Neues aus Simbabwe
Bill Bonner in Kapitalschutz Akte zum Thema Kapitalschutz
vom 20. Juni 2007 07:30 Uhr
ENL5454
*** Neues aus Simbabwe
Simbabwe, was für ein spannendes Land.
Die Inflation liegt mittlerweile bei 4.500% im Jahr. Natürlich sollten die Produkte von den Regalen gefegt werden, weil die Leute versuchen, ihr Geld loszuwerden ... wenn es Produkte auf den Regalen gäbe.
Aber verflixt!
Doch das ist das Problem mit der Inflation. Anfangs täuscht sie die Leute und sie denken, dass es mehr Kaufkraft gibt. Die Fabriken bringen mehr Güter auf den Markt. Unternehmen stellen ein. Anleger machen Kapitalinvestitionen. Und die Produktion steigt.
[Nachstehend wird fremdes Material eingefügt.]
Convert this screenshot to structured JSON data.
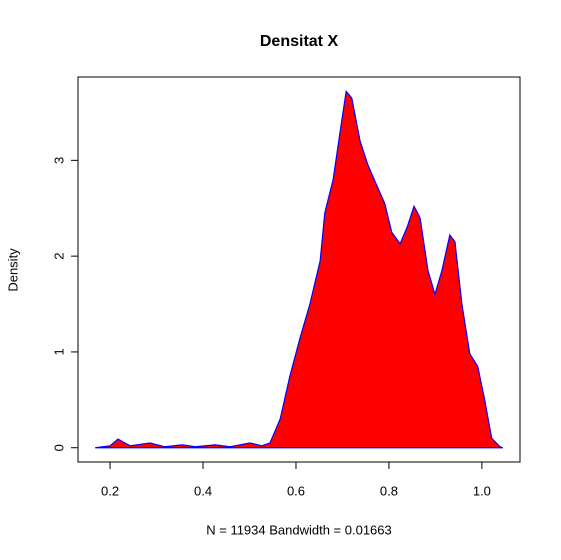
{
  "chart_data": {
    "type": "area",
    "title": "Densitat X",
    "xlabel": "N = 11934   Bandwidth = 0.01663",
    "ylabel": "Density",
    "fill_color": "#ff0000",
    "line_color": "#0000ff",
    "x": [
      0.168,
      0.2,
      0.217,
      0.243,
      0.286,
      0.318,
      0.355,
      0.383,
      0.426,
      0.458,
      0.501,
      0.527,
      0.544,
      0.566,
      0.587,
      0.609,
      0.63,
      0.652,
      0.662,
      0.68,
      0.695,
      0.708,
      0.72,
      0.738,
      0.755,
      0.77,
      0.791,
      0.806,
      0.824,
      0.839,
      0.854,
      0.867,
      0.884,
      0.899,
      0.914,
      0.931,
      0.942,
      0.957,
      0.974,
      0.991,
      1.006,
      1.021,
      1.039,
      1.045
    ],
    "values": [
      0,
      0.02,
      0.09,
      0.02,
      0.05,
      0.01,
      0.03,
      0.01,
      0.03,
      0.01,
      0.05,
      0.02,
      0.05,
      0.3,
      0.75,
      1.15,
      1.5,
      1.95,
      2.45,
      2.8,
      3.3,
      3.72,
      3.65,
      3.2,
      2.95,
      2.78,
      2.55,
      2.25,
      2.13,
      2.3,
      2.52,
      2.4,
      1.85,
      1.6,
      1.85,
      2.22,
      2.15,
      1.5,
      0.98,
      0.85,
      0.5,
      0.1,
      0.01,
      0
    ],
    "xlim": [
      0.131,
      1.082
    ],
    "ylim": [
      -0.149,
      3.87
    ],
    "xticks": [
      0.2,
      0.4,
      0.6,
      0.8,
      {
        "value": 1,
        "label": "1.0"
      }
    ],
    "yticks": [
      0,
      1,
      2,
      3
    ]
  }
}
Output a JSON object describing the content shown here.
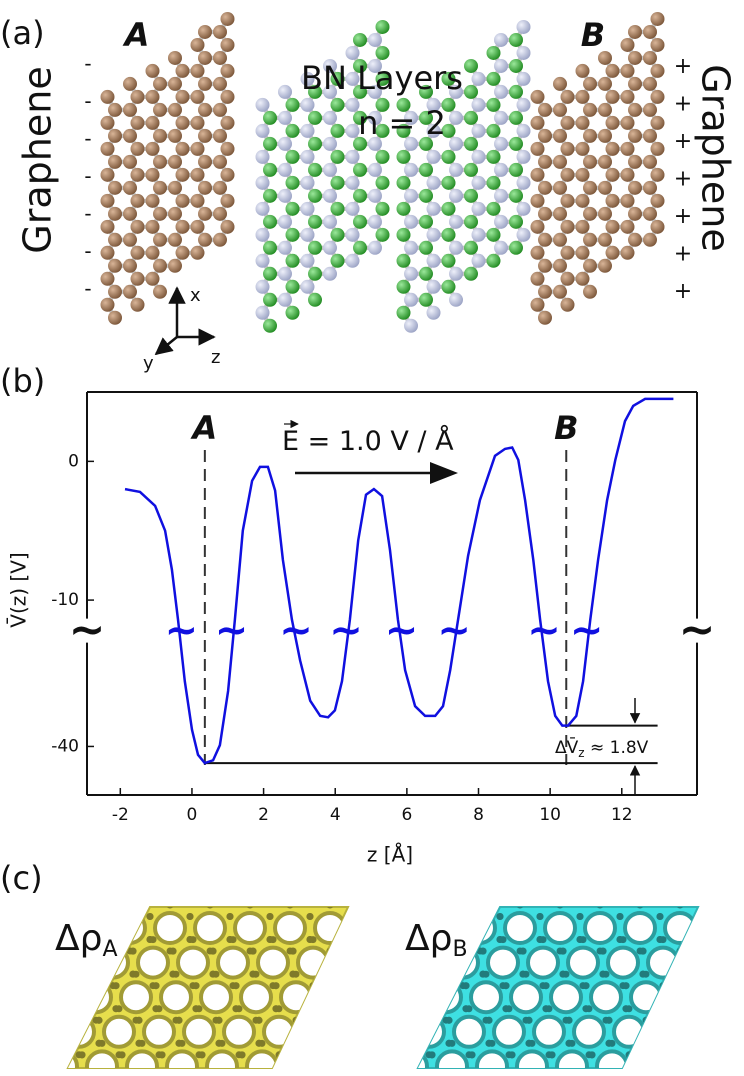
{
  "panel_a": {
    "label": "(a)",
    "left_label": "A",
    "right_label": "B",
    "left_layer": "Graphene",
    "right_layer": "Graphene",
    "center_title": "BN Layers",
    "center_subtitle": "n = 2",
    "left_charge": "-",
    "right_charge": "+",
    "axes": {
      "x": "x",
      "y": "y",
      "z": "z"
    }
  },
  "chart_data": {
    "type": "line",
    "panel_label": "(b)",
    "x_label": "z  [Å]",
    "y_label": "V̄(z)  [V]",
    "xlim": [
      -2.93,
      14.1
    ],
    "ylim": [
      -43.5,
      5
    ],
    "xticks": [
      -2,
      0,
      2,
      4,
      6,
      8,
      10,
      12
    ],
    "yticks": [
      0,
      -10,
      -40
    ],
    "ybreak": [
      -12.2,
      -31.65
    ],
    "break_mark": "~",
    "x": [
      -1.87,
      -1.45,
      -1.03,
      -0.75,
      -0.56,
      -0.39,
      -0.2,
      0,
      0.17,
      0.36,
      0.59,
      0.78,
      1.01,
      1.2,
      1.42,
      1.68,
      1.9,
      2.12,
      2.32,
      2.54,
      2.79,
      3.02,
      3.3,
      3.58,
      3.8,
      3.99,
      4.19,
      4.41,
      4.64,
      4.86,
      5.08,
      5.31,
      5.53,
      5.75,
      5.95,
      6.23,
      6.51,
      6.79,
      7.01,
      7.21,
      7.43,
      7.71,
      8.04,
      8.46,
      8.74,
      8.94,
      9.11,
      9.3,
      9.53,
      9.72,
      9.94,
      10.14,
      10.34,
      10.5,
      10.73,
      10.92,
      11.12,
      11.34,
      11.59,
      11.82,
      12.09,
      12.32,
      12.65,
      13.07,
      13.44
    ],
    "series": [
      {
        "color": "#1010e0",
        "values": [
          -2.0,
          -2.2,
          -3.2,
          -5.0,
          -7.8,
          -11.4,
          -35.3,
          -38.8,
          -40.6,
          -41.2,
          -41.0,
          -39.9,
          -36.0,
          -11.4,
          -5.0,
          -1.4,
          -0.4,
          -0.4,
          -2.1,
          -7.1,
          -11.4,
          -33.8,
          -36.7,
          -37.8,
          -37.9,
          -37.4,
          -35.3,
          -11.4,
          -5.7,
          -2.4,
          -2.0,
          -2.5,
          -6.4,
          -11.4,
          -34.5,
          -37.1,
          -37.8,
          -37.8,
          -37.1,
          -34.5,
          -11.4,
          -6.8,
          -2.8,
          0.4,
          0.9,
          1.0,
          0.1,
          -2.8,
          -7.1,
          -11.4,
          -35.3,
          -37.8,
          -38.5,
          -38.5,
          -37.8,
          -35.3,
          -11.4,
          -7.1,
          -2.8,
          0.1,
          2.9,
          4.0,
          4.5,
          4.5,
          4.5
        ]
      }
    ],
    "vlines": [
      {
        "x": 0.36,
        "label": "A"
      },
      {
        "x": 10.45,
        "label": "B"
      }
    ],
    "hlines": [
      -38.5,
      -41.2
    ],
    "field": {
      "symbol": "E",
      "text": " = 1.0 V / Å"
    },
    "delta_label": {
      "main": "ΔV̄",
      "sub": "z",
      "rest": " ≈ 1.8V"
    }
  },
  "panel_c": {
    "label": "(c)",
    "items": [
      {
        "symbol": "Δρ",
        "sub": "A",
        "color": "#e6de4c"
      },
      {
        "symbol": "Δρ",
        "sub": "B",
        "color": "#3ee0e2"
      }
    ]
  }
}
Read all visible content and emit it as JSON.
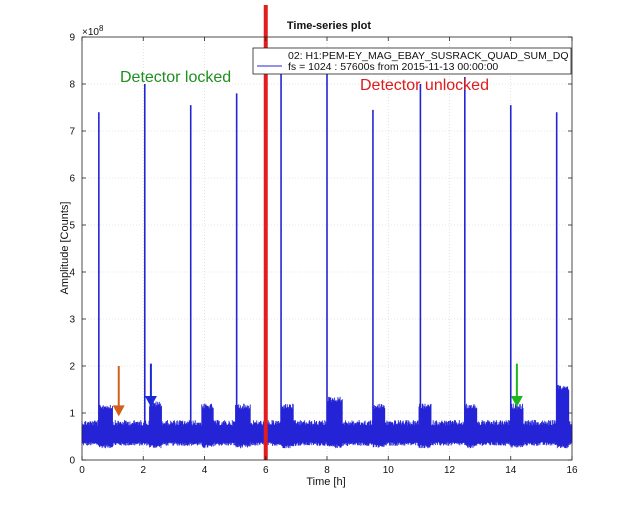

Doch dann kommen die Leute dahinter. Es gibt doch keine zusätzliche Nachfrage, sondern nur zusätzliche Banknoten. Die Unternehmen machen einen Rückzieher, die Produktion stagniert. Die Preise schießen in die Höhe.
Der demokratische gewählte Präsident in diesem Höllenloch, Robert Mugabe, hat das Land geplündert. Anfang des Jahres konnten einfache Bürger den Simbabwe Dollar gegen sein amerikanisches Gegenstück mit dem Wechselkurs 1 US-Dollar gegen 2.900 der Simbabwe Dollar tauschen. Heute liegt der Kurs bei 100.000 Simbabwe Dollar. Aber wer zu den Spießgesellen Mugabes zählt, der hat das Recht, zum offiziellen Wechselkurs zu tauschen. Es ist nicht schwer zu erraten, was passiert. Die Elite kauft den Dollar auf dem Schwarzmarkt und verkauft ihn zum offiziellen Wechselkurs an die Regierung. Sie haben es noch nie so gut gehabt.
Und weil es nicht so viel kaufen gibt, setzten sie ihr Geld am Aktienmarkt. Die Aktien in Simbabwe zählen zu den weltweit am schnellsten im Wert steigenden – selbst wenn man die Inflation mit einkalkuliert. In den vergangenen 22 Wochen sind sie laut der Financial Times um 200% gestiegen.
Das wird natürlich nicht ewig so weiter gehen. Keine Blase dauert ewig – und ganz besonders nicht diejenigen, die so pervertiert sind wie die in Harare. Mein Rat an die Anleger in Simbabwe – nehmt euer Geld und lauft.
*** Was bedeuten steigende Aktienpreise?
Sind steigende Aktienpreise wirklich ein Anzeichen von Wohlstand? Nicht in Simbabwe. In dieser gottverlassenen Nation gibt es den am schnellsten wachsenden Aktienmarkt weltweit. Doch die Wirtschaft ist hoffnungsloser Fall. Es bleibt nur noch die Spekulation in Aktien. Wer wollte in Simbabwe eine Fabrik errichten? Wer würde in die Ölraffinerie investieren? Wer könnte nur Bäume pflanzen wollen? Niemand. Also kaufen alle Aktien.
*** Welchem Modell folgt die amerikanische Wirtschaft?
In Amerika war die Wirtschaft bis in die Siebziger … oder Achtziger … ziemlich gesund. Aktienpreise spiegelten annähernd die Unternehmensgewinne wider ... Kunst, Immobilien, Sammlerstücke und andere Anlagewerte sind im Einklang mit der Wirtschaft mehr oder weniger gestiegen. Für jeden Dollar an Gütern und Dienstleistungen, die die Amerikaner aus dem Ausland kauften, haben sie auch etwas anders im Wert eines Dollars an das Ausland verkauft.
Doch was passiert heute? Der Dow hält sich weiterhin in der Nähe eines absoluten Höchstwerts. Andere Anlagemärkte spielen verrückt. Liegt das daran, dass die Wirtschaft so stark ist? Oder ist der Grund, dass es so viel Geld gibt, dass keinen anderen Ort hat, an den es gehen kann?
Ist die amerikanische Wirtschaft so wie die chinesische Wirtschaft ... oder folgt sie eher dem Modell Simbabwe?